The volatile world of cryptocurrencies is preparing for a new and important shock this week with the mutation of one of its main values, ethereumwhich changes the way it operates to reduce its voracious energy consumption.
Created in 2015, ethereum it is the second most important “blockchain” (“blockchain”) in the world, after Bitcoin.Its capitalization is equivalent to approximately 20% of the market, far behind the main currency, Bitcoin (40%).
But it is above all its massive use in the world of digital art (close to 90% of transactions), which provokes the expectant attention of artists, experts and collectors.
ethereum it works from “mining”, a method of enrollment and validation of computer operations that consumes a lot of energy.
If, for example, a digital artist decides to sell a work on a platform that uses ethereum as a cryptocurrency, the first thing you have to do is create an NFT, a non-fungible token, on that blockchain.
That NFT is what will allow you to sell the work, and then earn a commission (typically 5-10%) each time that work changes hands.
ethereum it is an autonomous and decentralized blockchain, a bit like the Internet. Thousands of computers around the world work non-stop to “mine” these operations in the “blockchain” by constantly creating and adding new records (“ledgers”).
Each operation is registered in the chain, which is totally open and, the defenders of cryptotechnology assure, totally safe and indestructible.
– More energy than New Zealand-The drawback is that this “mined” of the chain ethereum each year spends more energy than New Zealand.
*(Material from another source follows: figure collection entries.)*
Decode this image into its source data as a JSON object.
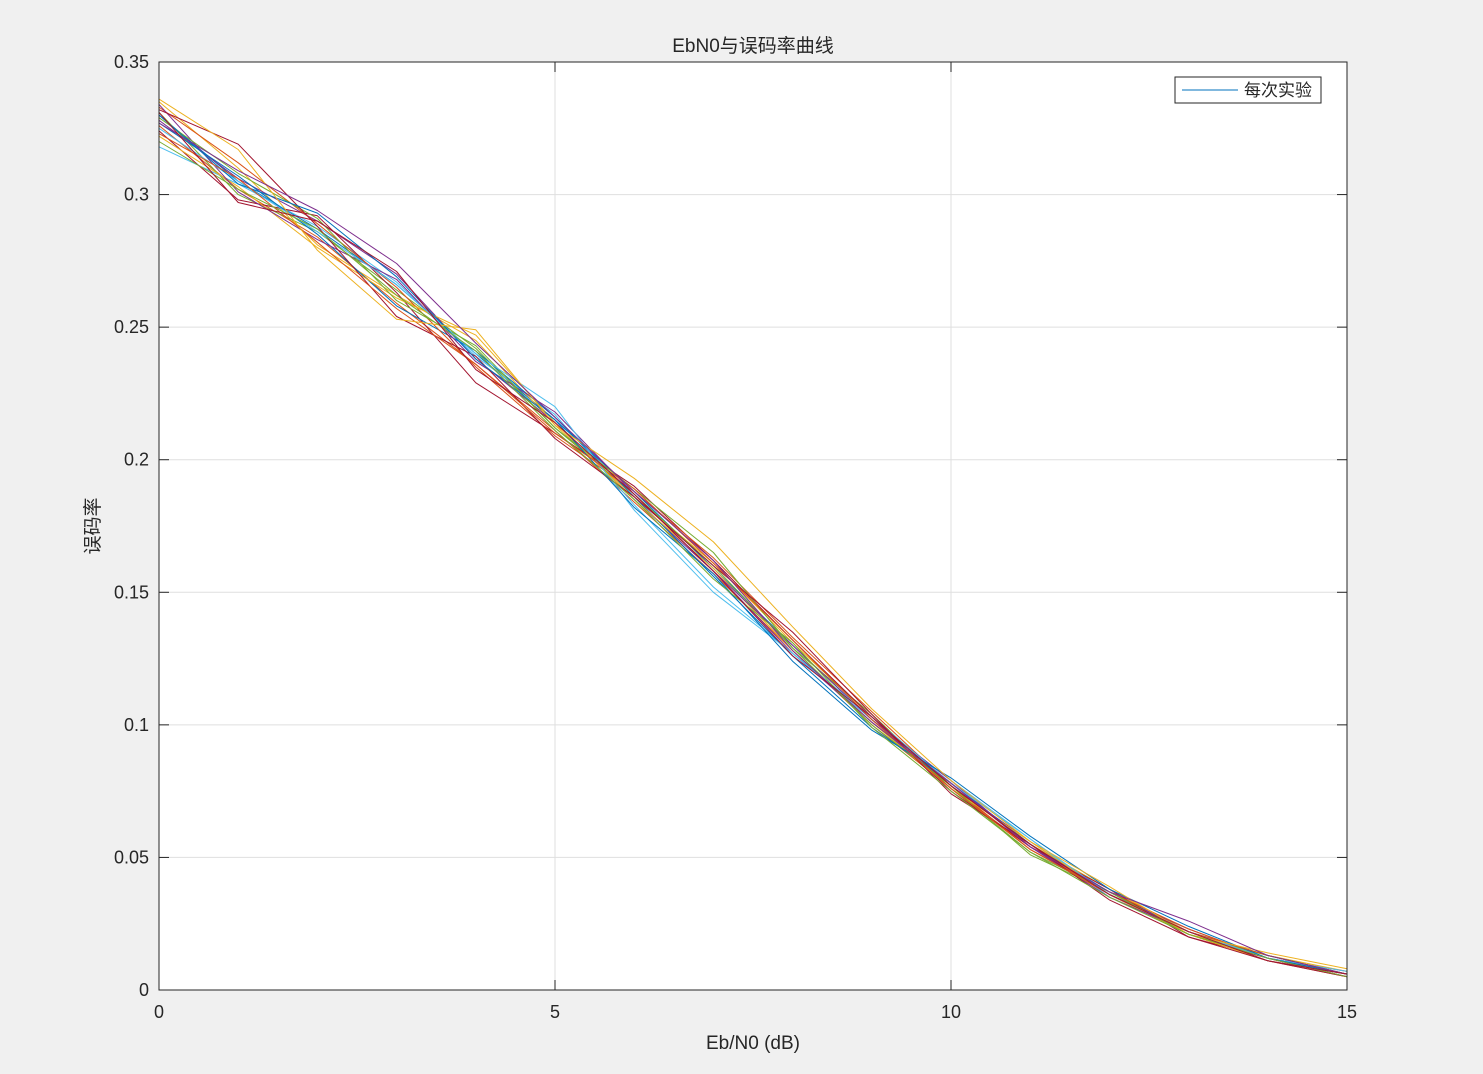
{
  "chart_data": {
    "type": "line",
    "title": "EbN0与误码率曲线",
    "xlabel": "Eb/N0 (dB)",
    "ylabel": "误码率",
    "xlim": [
      0,
      15
    ],
    "ylim": [
      0,
      0.35
    ],
    "x_ticks": [
      0,
      5,
      10,
      15
    ],
    "y_ticks": [
      0,
      0.05,
      0.1,
      0.15,
      0.2,
      0.25,
      0.3,
      0.35
    ],
    "x_tick_labels": [
      "0",
      "5",
      "10",
      "15"
    ],
    "y_tick_labels": [
      "0",
      "0.05",
      "0.1",
      "0.15",
      "0.2",
      "0.25",
      "0.3",
      "0.35"
    ],
    "grid": true,
    "legend": {
      "label": "每次实验",
      "placement": "top-right"
    },
    "x": [
      0,
      1,
      2,
      3,
      4,
      5,
      6,
      7,
      8,
      9,
      10,
      11,
      12,
      13,
      14,
      15
    ],
    "series": [
      {
        "color": "#0072BD",
        "values": [
          0.33,
          0.305,
          0.287,
          0.266,
          0.24,
          0.215,
          0.188,
          0.159,
          0.13,
          0.102,
          0.078,
          0.055,
          0.037,
          0.022,
          0.012,
          0.006
        ]
      },
      {
        "color": "#D95319",
        "values": [
          0.326,
          0.302,
          0.284,
          0.259,
          0.236,
          0.211,
          0.184,
          0.157,
          0.128,
          0.1,
          0.076,
          0.054,
          0.036,
          0.021,
          0.011,
          0.005
        ]
      },
      {
        "color": "#EDB120",
        "values": [
          0.335,
          0.31,
          0.281,
          0.262,
          0.245,
          0.213,
          0.186,
          0.161,
          0.131,
          0.103,
          0.078,
          0.055,
          0.038,
          0.022,
          0.013,
          0.007
        ]
      },
      {
        "color": "#7E2F8E",
        "values": [
          0.328,
          0.306,
          0.29,
          0.27,
          0.238,
          0.214,
          0.185,
          0.158,
          0.127,
          0.101,
          0.077,
          0.056,
          0.036,
          0.023,
          0.012,
          0.006
        ]
      },
      {
        "color": "#77AC30",
        "values": [
          0.331,
          0.3,
          0.286,
          0.264,
          0.242,
          0.212,
          0.187,
          0.16,
          0.129,
          0.104,
          0.076,
          0.052,
          0.037,
          0.021,
          0.012,
          0.005
        ]
      },
      {
        "color": "#4DBEEE",
        "values": [
          0.318,
          0.304,
          0.288,
          0.267,
          0.239,
          0.217,
          0.183,
          0.152,
          0.127,
          0.102,
          0.079,
          0.057,
          0.035,
          0.022,
          0.011,
          0.006
        ]
      },
      {
        "color": "#A2142F",
        "values": [
          0.324,
          0.298,
          0.292,
          0.263,
          0.229,
          0.21,
          0.19,
          0.162,
          0.132,
          0.103,
          0.075,
          0.054,
          0.038,
          0.02,
          0.012,
          0.005
        ]
      },
      {
        "color": "#0072BD",
        "values": [
          0.327,
          0.307,
          0.285,
          0.258,
          0.241,
          0.216,
          0.186,
          0.156,
          0.126,
          0.099,
          0.078,
          0.055,
          0.036,
          0.022,
          0.013,
          0.006
        ]
      },
      {
        "color": "#D95319",
        "values": [
          0.333,
          0.312,
          0.289,
          0.265,
          0.235,
          0.209,
          0.188,
          0.163,
          0.133,
          0.105,
          0.077,
          0.053,
          0.037,
          0.023,
          0.012,
          0.007
        ]
      },
      {
        "color": "#EDB120",
        "values": [
          0.322,
          0.303,
          0.28,
          0.261,
          0.247,
          0.214,
          0.185,
          0.159,
          0.128,
          0.101,
          0.076,
          0.056,
          0.036,
          0.021,
          0.011,
          0.006
        ]
      },
      {
        "color": "#7E2F8E",
        "values": [
          0.334,
          0.301,
          0.283,
          0.268,
          0.237,
          0.218,
          0.187,
          0.158,
          0.13,
          0.102,
          0.079,
          0.054,
          0.035,
          0.022,
          0.012,
          0.005
        ]
      },
      {
        "color": "#77AC30",
        "values": [
          0.329,
          0.308,
          0.291,
          0.26,
          0.243,
          0.212,
          0.189,
          0.165,
          0.129,
          0.1,
          0.077,
          0.051,
          0.037,
          0.021,
          0.013,
          0.006
        ]
      },
      {
        "color": "#4DBEEE",
        "values": [
          0.325,
          0.305,
          0.286,
          0.266,
          0.24,
          0.22,
          0.181,
          0.15,
          0.127,
          0.103,
          0.078,
          0.057,
          0.036,
          0.022,
          0.012,
          0.007
        ]
      },
      {
        "color": "#A2142F",
        "values": [
          0.332,
          0.319,
          0.288,
          0.254,
          0.239,
          0.208,
          0.186,
          0.16,
          0.135,
          0.104,
          0.074,
          0.055,
          0.034,
          0.02,
          0.011,
          0.005
        ]
      },
      {
        "color": "#0072BD",
        "values": [
          0.33,
          0.304,
          0.293,
          0.269,
          0.238,
          0.215,
          0.182,
          0.157,
          0.124,
          0.098,
          0.08,
          0.058,
          0.038,
          0.024,
          0.012,
          0.006
        ]
      },
      {
        "color": "#D95319",
        "values": [
          0.323,
          0.306,
          0.282,
          0.257,
          0.236,
          0.21,
          0.189,
          0.161,
          0.132,
          0.102,
          0.076,
          0.053,
          0.036,
          0.022,
          0.013,
          0.006
        ]
      },
      {
        "color": "#EDB120",
        "values": [
          0.336,
          0.317,
          0.279,
          0.253,
          0.249,
          0.213,
          0.193,
          0.169,
          0.137,
          0.106,
          0.079,
          0.056,
          0.039,
          0.021,
          0.014,
          0.008
        ]
      },
      {
        "color": "#7E2F8E",
        "values": [
          0.327,
          0.309,
          0.294,
          0.274,
          0.244,
          0.216,
          0.188,
          0.162,
          0.128,
          0.101,
          0.078,
          0.054,
          0.037,
          0.026,
          0.013,
          0.006
        ]
      },
      {
        "color": "#77AC30",
        "values": [
          0.32,
          0.302,
          0.287,
          0.262,
          0.241,
          0.211,
          0.185,
          0.155,
          0.131,
          0.099,
          0.075,
          0.052,
          0.035,
          0.021,
          0.012,
          0.005
        ]
      },
      {
        "color": "#A2142F",
        "values": [
          0.331,
          0.297,
          0.29,
          0.271,
          0.234,
          0.214,
          0.187,
          0.158,
          0.126,
          0.103,
          0.077,
          0.055,
          0.036,
          0.022,
          0.011,
          0.006
        ]
      }
    ]
  }
}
With the change planned this week, between September 13 and 15, ethereum will go from the “proof of work” system, which certifies that the registration has been “mined”, to the “proof of participation” (“proof of stake”), in which basically the that participate financially in the blockchain.
This change would eliminate the use of thousands of computers at once and could lower the energy consumption of ethereum by “99%”, assures AFP Lennart Ante, of the Blockchain Research Lab.
The operation, known as “The merge” (“The merger”), should last about twelve minutes, according to experts, who calculate that it will take place between September 13 and 15.
– A “critical mass” -Being a fully decentralized chain, a “critical mass” of participants is required who are willing to voluntarily abandon “mining”, very lucrative for those with more computing resources, to a more democratic and participatory, and by definition, more ecological.
At stake is not only the credibility of the world of cryptocurrenciesbut also a huge amount of money.
ethereum it is one more cryptocurrency in a market that moves billions of dollars a year.
Currently ethereum it is quoted around 1,700 dollars the unit. And around 59% of loans in cryptocurrencies are made with that platform.
If the mutation is successful, “that could give confidence to traditional financial institutions to develop services based on ethereum“explained a recent research note from ING bank.
But doubts remain along the way.
Groups of “miners” have already announced that they are ready to create a “fork” that at the decisive moment will keep the old “blockchain” running.
The largest NFT trading platform, OpenSea, warned in a tweet ten days ago that it will only recognize tokens “registered on the new ‘proof of stake’ chain.”
Some NFT collectors are calm. “I am not worried at all. The only thing I have done is transfer my NFTs to a single account” as a precaution, Albertine Meunier, a collector and digital artist, told AFP.